Robin Nagle. Picking Up: On the Streets and Behind the Trucks with the Sanitation Workers of New York City. New York: Farrar, Straus and Giroux, 2013.

On a visit to New York in March as a member of staff on an undergraduate field trip, I was presented with a wealth of book buying opportunities. I was unfortunately (or fortunately, if you are my bank balance or my boyfriend) limited by BA’s baggage allowance, so I had to be highly selective about what I bought. Picking Up was one of the lucky few (well, 7) that made the cut. I enjoy books about cities, but I especially like books that approach a city from a direction that’s a little bit different. And, as Robin Nagle makes abundantly clear, what public service is more overlooked than rubbish collection?

All of us create trash in great quantities, but its a troubling category of stuff we mostly ignore. We particularly ignore how much care and attention it requires from a large, well-organized workforce. What would life be like if the people responsible for managing the waste of contemporary society were not on the streets every day? What do their jobs entail? Why don’t they get the kudos they deserve?

(Nagle, 2013; p.12)

Picking Up blends statistics, history and personal stories to tell a rich and detailed story of the Department of Sanitation New York (or DSNY- the book contains a helpful glossary so you can get your head around all the acronyms and slang that the sanitation workers use). The DSNY only receives public and media attention when something goes wrong; you don’t often stop to be grateful when your rubbish is collected on time, but you certainly do kick up a stink (pun intended) when a collection is missed. So Nagle had to work hard to gain the trust of the DSNY and its employees, first getting access to their archives, then being allowed to observe garages and collection trucks on their rounds, then, finally, getting a job as a sanitation worker herself. Her fascination with the topic, and her dedication to finding out more about the complex system that prevents New York City from drowning in its own waste, is evident in her writing.

Nagle uses her own transition from curious outsider to tolerated observer and finally valued colleague to structure the book. As she learns how to lift properly, how to navigate bureaucratic politics, and how to operate the complex and dangerous machinery (you are statistically more likely to die on the job as a sanitation worker in New York than a police officer or fireman) so does the reader. Well, not literally, but I felt like I was discovering more about this overlooked world with Nagle, rather than just being told about it.

An anthropologist by trade, Nagle is fascinated by what the ways that society deals with rubbish can tell us about ourselves and the societal norms we construct. The book doesn’t contain much theory- it is clearly aimed at a non-academic audience, but what is included adds a depth that I think the rest of the book could have benefited from. The discussion about the term ‘throwing away’ and its implications for how society views waste, for example, is fascinating.

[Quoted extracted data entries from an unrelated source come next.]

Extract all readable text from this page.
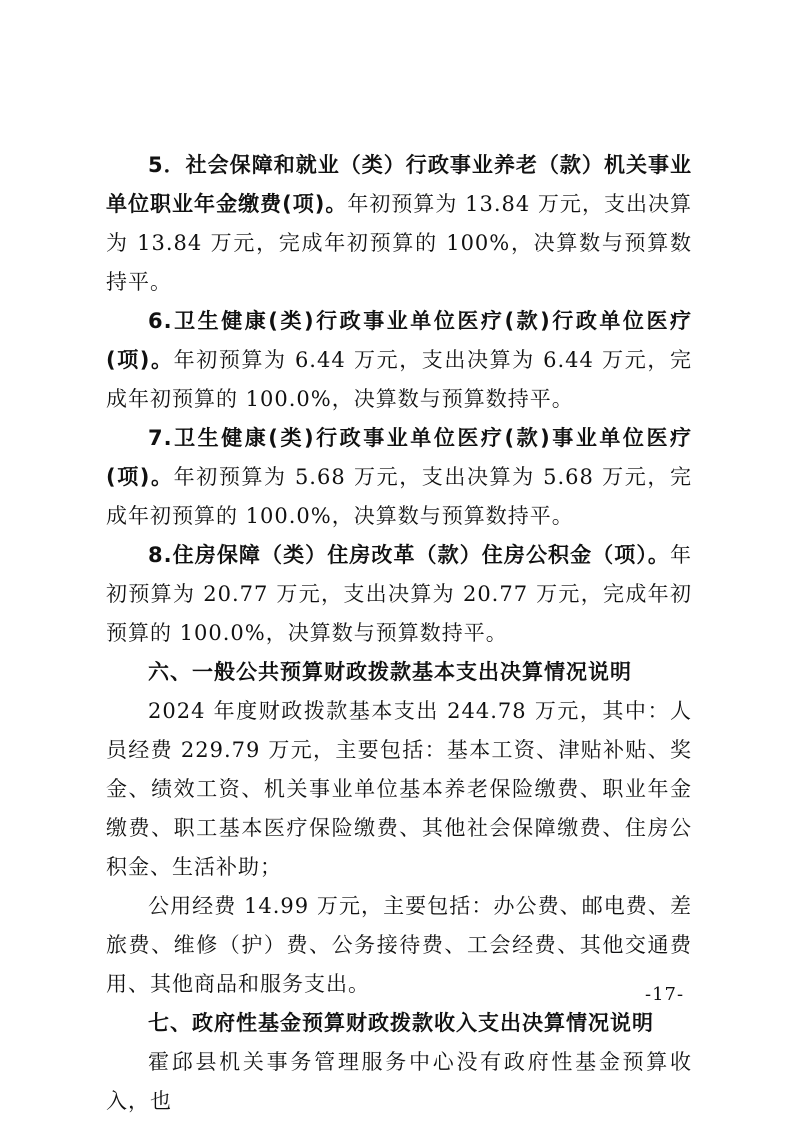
5．社会保障和就业（类）行政事业养老（款）机关事业单位职业年金缴费(项)。年初预算为 13.84 万元，支出决算为 13.84 万元，完成年初预算的 100%，决算数与预算数持平。

6.卫生健康(类)行政事业单位医疗(款)行政单位医疗(项)。年初预算为 6.44 万元，支出决算为 6.44 万元，完成年初预算的 100.0%，决算数与预算数持平。

7.卫生健康(类)行政事业单位医疗(款)事业单位医疗(项)。年初预算为 5.68 万元，支出决算为 5.68 万元，完成年初预算的 100.0%，决算数与预算数持平。

8.住房保障（类）住房改革（款）住房公积金（项）。年初预算为 20.77 万元，支出决算为 20.77 万元，完成年初预算的 100.0%，决算数与预算数持平。

六、一般公共预算财政拨款基本支出决算情况说明

2024 年度财政拨款基本支出 244.78 万元，其中：人员经费 229.79 万元，主要包括：基本工资、津贴补贴、奖金、绩效工资、机关事业单位基本养老保险缴费、职业年金缴费、职工基本医疗保险缴费、其他社会保障缴费、住房公积金、生活补助；

公用经费 14.99 万元，主要包括：办公费、邮电费、差旅费、维修（护）费、公务接待费、工会经费、其他交通费用、其他商品和服务支出。

七、政府性基金预算财政拨款收入支出决算情况说明

霍邱县机关事务管理服务中心没有政府性基金预算收入，也

-17-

I work from home quite often, so I regularly see my local sanitation workers coming to collect our rubbish and recycling on Thursday mornings. Before reading Picking Up, I might have glanced up to see what the noise was. Now, I am much more aware of the service they perform. Picking Up takes a new perspective on New York City, a difficult thing to do for one of the world’s most observed and represented cities. But it also encourages you to think differently about your own city, and what more can you ask from a book than to change your perspective?